Dila berusaha untuk berterus terang tentang rasa penasarannya. Namun, lelaki itu hanya berdiam dan terus melanjutkan langkah kaki menuju ke apartemennya.

“Hey … Hey…! Jangan pergi! Ah, sialan,” gerutu Dila sambil mengentakkan kakinya ke lantai.

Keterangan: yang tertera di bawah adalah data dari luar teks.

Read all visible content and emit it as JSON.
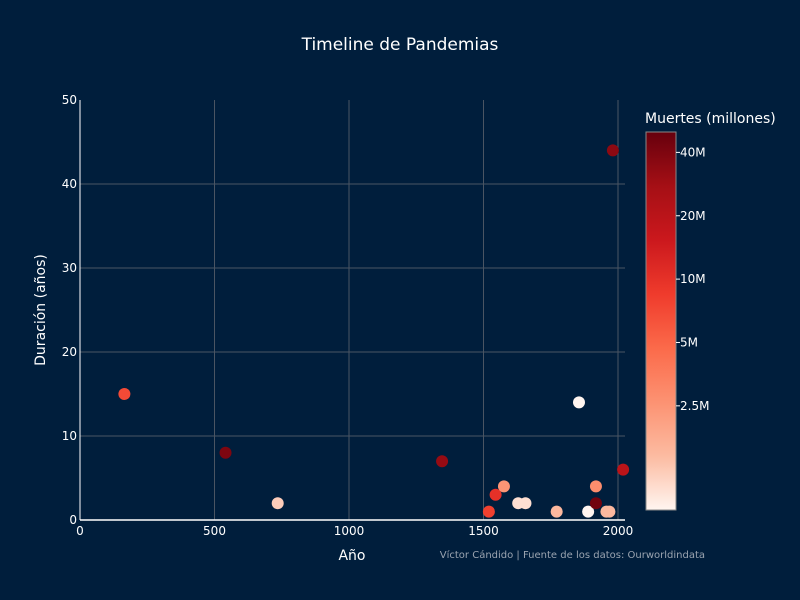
{
  "chart_data": {
    "type": "scatter",
    "title": "Timeline de Pandemias",
    "xlabel": "Año",
    "ylabel": "Duración (años)",
    "xlim": [
      0,
      2000
    ],
    "ylim": [
      0,
      50
    ],
    "x_ticks": [
      0,
      500,
      1000,
      1500,
      2000
    ],
    "y_ticks": [
      0,
      10,
      20,
      30,
      40,
      50
    ],
    "grid": true,
    "colorbar": {
      "title": "Muertes (millones)",
      "ticks": [
        {
          "label": "2.5M",
          "value": 2.5
        },
        {
          "label": "5M",
          "value": 5
        },
        {
          "label": "10M",
          "value": 10
        },
        {
          "label": "20M",
          "value": 20
        },
        {
          "label": "40M",
          "value": 40
        }
      ],
      "scale": "log",
      "range": [
        0.8,
        50
      ],
      "colors": [
        "#fff5f0",
        "#fcbba1",
        "#fc9272",
        "#fb6a4a",
        "#ef3b2c",
        "#cb181d",
        "#a50f15",
        "#67000d"
      ]
    },
    "points": [
      {
        "x": 165,
        "y": 15,
        "deaths": 7
      },
      {
        "x": 541,
        "y": 8,
        "deaths": 40
      },
      {
        "x": 735,
        "y": 2,
        "deaths": 1.2
      },
      {
        "x": 1346,
        "y": 7,
        "deaths": 32
      },
      {
        "x": 1520,
        "y": 1,
        "deaths": 8
      },
      {
        "x": 1545,
        "y": 3,
        "deaths": 10
      },
      {
        "x": 1576,
        "y": 4,
        "deaths": 2.5
      },
      {
        "x": 1629,
        "y": 2,
        "deaths": 1
      },
      {
        "x": 1656,
        "y": 2,
        "deaths": 1
      },
      {
        "x": 1772,
        "y": 1,
        "deaths": 1.5
      },
      {
        "x": 1855,
        "y": 14,
        "deaths": 0.8
      },
      {
        "x": 1889,
        "y": 1,
        "deaths": 0.8
      },
      {
        "x": 1918,
        "y": 2,
        "deaths": 45
      },
      {
        "x": 1918,
        "y": 4,
        "deaths": 2.8
      },
      {
        "x": 1957,
        "y": 1,
        "deaths": 1.5
      },
      {
        "x": 1968,
        "y": 1,
        "deaths": 1.5
      },
      {
        "x": 1981,
        "y": 44,
        "deaths": 35
      },
      {
        "x": 2019,
        "y": 6,
        "deaths": 20
      }
    ]
  },
  "source_note": "Víctor Cándido | Fuente de los datos: Ourworldindata"
}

    Dilla hanya bisa menatap punggung pria itu dengan rasa penasarannya. Entah mengapa ia tidak berani menentang tatapan mata pria itu. Hanya satu yang masih menjadi tanda tanya besar di benaknya. Bagaimana bisa ia berada di kursi tadi padahal tadinya ia sedang berada di lift.

“Manusia aneh, apa ia adalah superman. Makanya ia bisa secepat itu, ah pikiran ini membuatku gila.”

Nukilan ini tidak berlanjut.